Parallel syndrome extraction with shared flag qubits for Calderbank-Shor-Steane codes of distance three

TL;DR

This paper introduces a parallel syndrome extraction method for Calderbank-Shor-Steane codes of distance three, reducing circuit depth and resource use by sharing flag qubits during stabilizer measurements.

Contribution

It generalizes previous small-code methods to larger codes, enabling fault-tolerant parallel stabilizer measurements with shared flag qubits.

Findings

Parallel scheme outperforms existing seven- and nine-qubit schemes

Simulated pseudo-thresholds show improved fault-tolerance

Shared flag qubits reduce circuit depth and resource requirements

Abstract

To perform achieve fault-tolerant quantum computation, one can use flagged syndrome extraction with fewer ancilla qubits. However, it suffers from long circuit depth if one stabilizer is measured at a time. Previously, Reichardt showed that it is possible to measure multiple stabilizers with at most one shared flag qubit for certain small quantum codes.
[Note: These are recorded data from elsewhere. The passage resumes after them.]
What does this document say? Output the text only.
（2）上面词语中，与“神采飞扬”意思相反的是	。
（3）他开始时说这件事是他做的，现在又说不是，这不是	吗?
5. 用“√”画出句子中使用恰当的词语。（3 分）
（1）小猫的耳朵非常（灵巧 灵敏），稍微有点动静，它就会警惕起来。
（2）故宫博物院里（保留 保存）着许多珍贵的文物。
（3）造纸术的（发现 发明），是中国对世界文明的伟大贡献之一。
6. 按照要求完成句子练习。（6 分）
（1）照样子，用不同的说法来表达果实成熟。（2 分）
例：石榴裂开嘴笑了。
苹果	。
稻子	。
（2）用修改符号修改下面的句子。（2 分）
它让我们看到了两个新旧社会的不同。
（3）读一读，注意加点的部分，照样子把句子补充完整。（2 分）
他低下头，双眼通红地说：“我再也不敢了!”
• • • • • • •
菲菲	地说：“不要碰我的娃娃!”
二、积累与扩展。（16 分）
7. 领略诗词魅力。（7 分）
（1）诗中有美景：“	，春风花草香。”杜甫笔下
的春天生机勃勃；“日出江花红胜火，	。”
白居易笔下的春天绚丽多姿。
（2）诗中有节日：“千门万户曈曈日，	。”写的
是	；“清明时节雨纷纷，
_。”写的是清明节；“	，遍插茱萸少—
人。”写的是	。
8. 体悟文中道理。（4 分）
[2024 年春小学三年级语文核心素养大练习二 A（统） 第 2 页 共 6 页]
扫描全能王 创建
In this paper, we propose a procedure for general Calderbank-Shor-Steane codes of distance three so that multiple $Z$-stabilizers ($X$-stabilizers) can be fault-tolerantly measured in parallel with one shared flag qubit. We simulate the memory and computation pseudo-thresholds for various code schemes. In particular, our parallel scheme based on Shor's nine-qubit code performs better than known seven- and nine-qubit schemes in the literature.